Caminé y caminé, me habían destrozado el corazón y me dolía el alma. Tenía tanta rabia que me hubiera puesto a romper cualquier cosa. Me contuve. No sabía que hacer. De repente me comenzaron a salir lágrimas en los ojos. Empecé a llorar amargamente. Me senté en un banco que había en una plaza, mirando el teléfono que no paraba de sonar. Era ella, pero no iba a contestar. En un momento de rabia agarré el teléfono y lo tiré contra el suelo. El teléfono quedó destrozado. No me di cuenta de que el teléfono no tenía la culpa y que allí guardaba muchos teléfonos. Como pude, recuperé la tarjeta sim y me la metí en el bolsillo.
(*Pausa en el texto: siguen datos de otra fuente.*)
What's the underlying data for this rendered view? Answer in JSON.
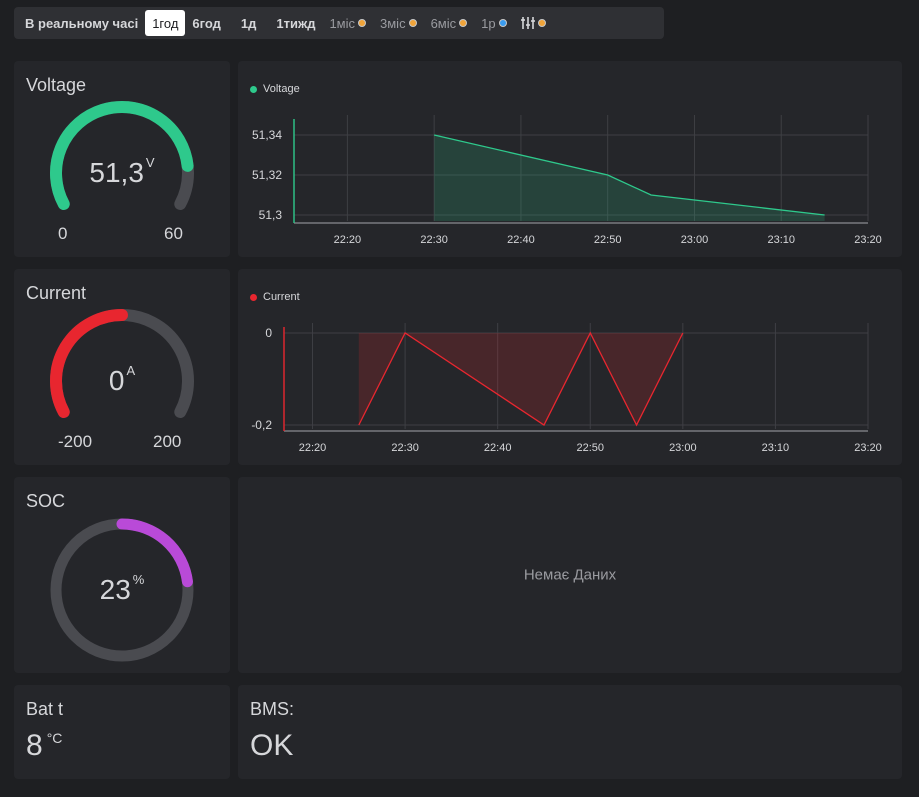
{
  "toolbar": {
    "items": [
      {
        "label": "В реальному часі"
      },
      {
        "label": "1год"
      },
      {
        "label": "6год"
      },
      {
        "label": "1д"
      },
      {
        "label": "1тижд"
      },
      {
        "label": "1міс"
      },
      {
        "label": "3міс"
      },
      {
        "label": "6міс"
      },
      {
        "label": "1р"
      }
    ],
    "active_index": 1,
    "settings_icon": "sliders-icon"
  },
  "voltage": {
    "title": "Voltage",
    "value": "51,3",
    "unit": "V",
    "min": "0",
    "max": "60",
    "fraction": 0.855,
    "color": "#2ec98c"
  },
  "current": {
    "title": "Current",
    "value": "0",
    "unit": "A",
    "min": "-200",
    "max": "200",
    "fraction": 0.5,
    "color": "#e8262f"
  },
  "soc": {
    "title": "SOC",
    "value": "23",
    "unit": "%",
    "fraction": 0.23,
    "color": "#b94ad8"
  },
  "bat_t": {
    "title": "Bat t",
    "value": "8",
    "unit": "°C"
  },
  "bms": {
    "title": "BMS:",
    "value": "OK"
  },
  "no_data": "Немає Даних",
  "chart_data": [
    {
      "type": "area",
      "series": [
        {
          "name": "Voltage",
          "x": [
            "22:30",
            "22:50",
            "22:55",
            "23:15"
          ],
          "y": [
            51.34,
            51.32,
            51.31,
            51.3
          ]
        }
      ],
      "x_ticks": [
        "22:20",
        "22:30",
        "22:40",
        "22:50",
        "23:00",
        "23:10",
        "23:20"
      ],
      "y_ticks": [
        "51,34",
        "51,32",
        "51,3"
      ],
      "ylim": [
        51.299,
        51.345
      ],
      "xlim": [
        "22:15",
        "23:20"
      ],
      "color": "#2ec98c",
      "grid": true,
      "legend": "top-left"
    },
    {
      "type": "area",
      "series": [
        {
          "name": "Current",
          "x": [
            "22:25",
            "22:30",
            "22:45",
            "22:50",
            "22:55",
            "23:00"
          ],
          "y": [
            -0.2,
            0,
            -0.2,
            0,
            -0.2,
            0
          ]
        }
      ],
      "x_ticks": [
        "22:20",
        "22:30",
        "22:40",
        "22:50",
        "23:00",
        "23:10",
        "23:20"
      ],
      "y_ticks": [
        "0",
        "-0,2"
      ],
      "ylim": [
        -0.2,
        0
      ],
      "xlim": [
        "22:18",
        "23:20"
      ],
      "color": "#e8262f",
      "grid": true,
      "legend": "top-left"
    }
  ]
}
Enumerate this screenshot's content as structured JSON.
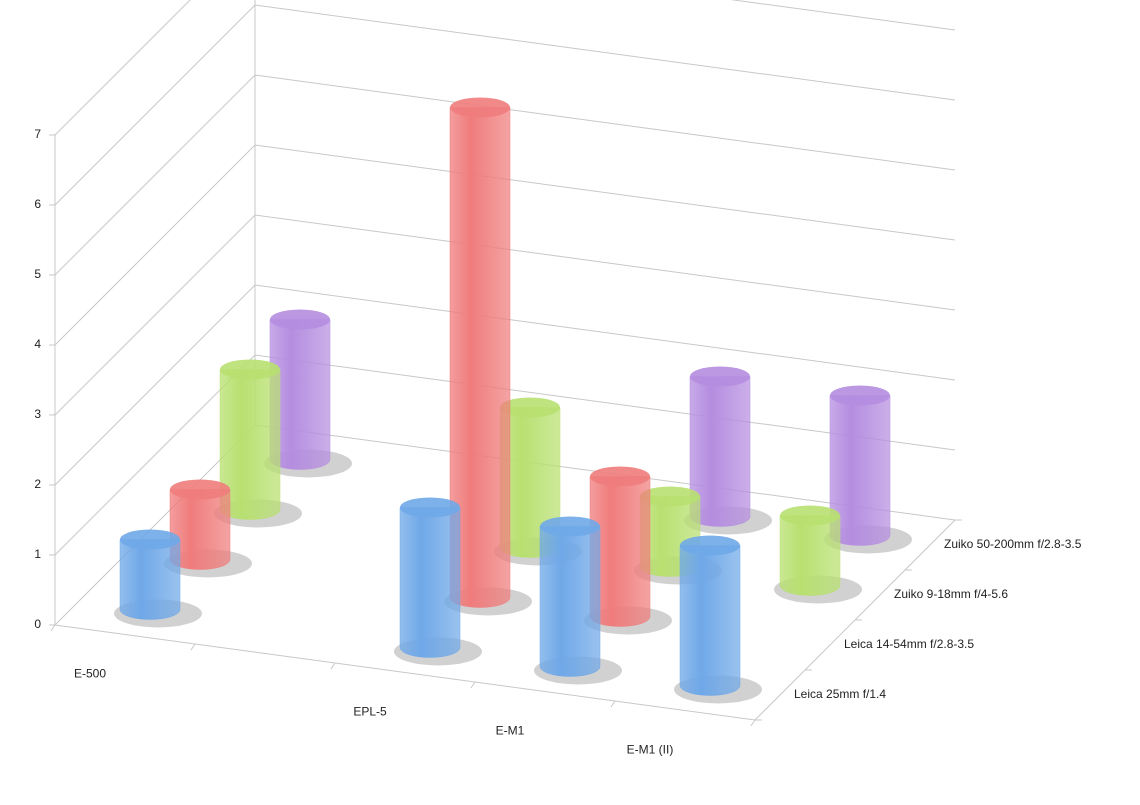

No tenía a quien llamar, pues me cargué el teléfono. Quizás hubiera podido hablar con algún amigo, pero siempre me pudo la rabia y en vez de pensar, actué de manera irracional. A casa tampoco podía volver. Demasiados recuerdos, demasiadas imágenes de ella, de toda nuestra relación, fotos, sus regalos, esa cama donde habíamos hecho tantas veces el amor, el sofá, la cocina, el baño...
Necesitaba salir de allí, ir a algún lado. Necesitaba un trago, o dos, o tres. Necesitaba beber para olvidar... y me fui a un bar.